3. Tools for Probablistic and Catorgical Models



a) Odds Ratios



The odds ratios for each independent variable indicate whether to keep that variable in the model. If the odds ratio is 1 that variable does not help the predictive power of the model while statistically significantly greater than or less than one indicates the variable has predictive power.
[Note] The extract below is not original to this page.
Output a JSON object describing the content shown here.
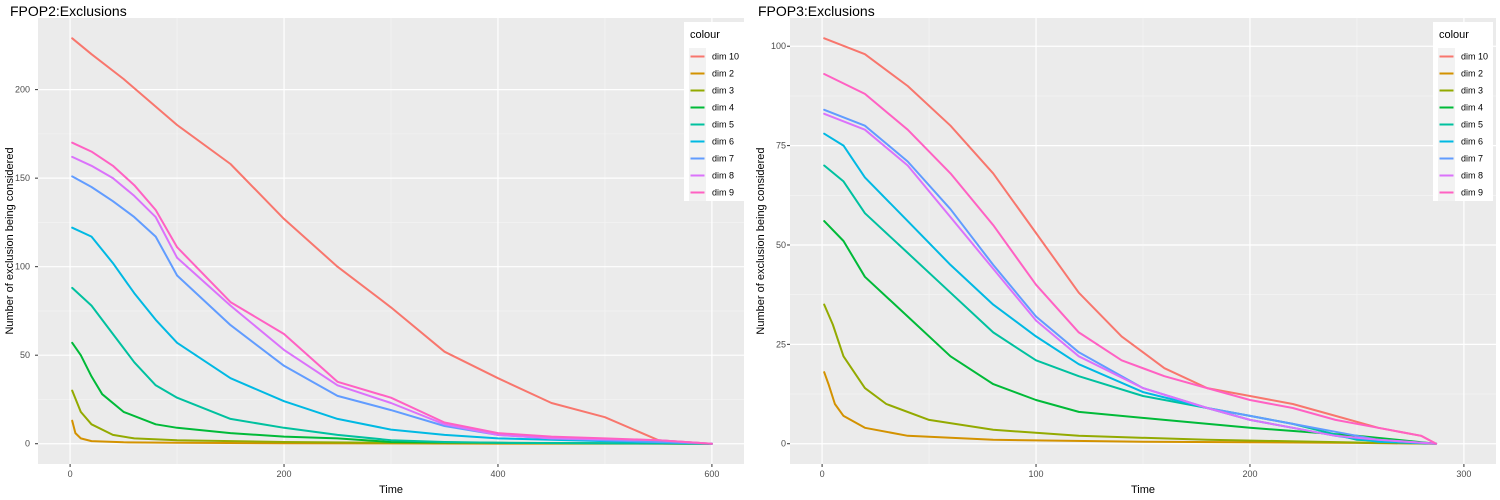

b) Receiver Operating Characteristic (ROC) Curve



The ROC curve is used to graphically show the trade off between Sensitivity (the true positive rate) and Specificity (the true negative rate). If the model has no predictive power all the point will lye n a 45 degree line.  A greater area between the 45 degree line and the ROC curve indicates a more predictive model.



c) Lorenze Curve


        The Lorenz curve is a rotated ROC curve. In other words, it is a plot of the cumulative percentage of cases selected by the model against the cumulative percentage of actual positive events.  Like with the ROC curven the area between the curve and the 45 degree line is called the Gini coefficient and is used to measure the fit of a model.  The higher the coefficient the better fitting the model.



d) Confusion Matrix



The confusion matrix shows the actual verse forecasted outcome for a binary or categorical process.


Yes No
Actual Yes a b
No c d

a: The number of times the model predicted Yes and the outcome was Yes.

b: The number of times the model predicted No and the outcome was Yes

c: The number of times the model predicted Yes and the outcome was No

d: The number of times the model predicted Yes and the outcome was Yes



e) Profit curve


    Uses if the model was used in production what its expected return would be, profit verse score.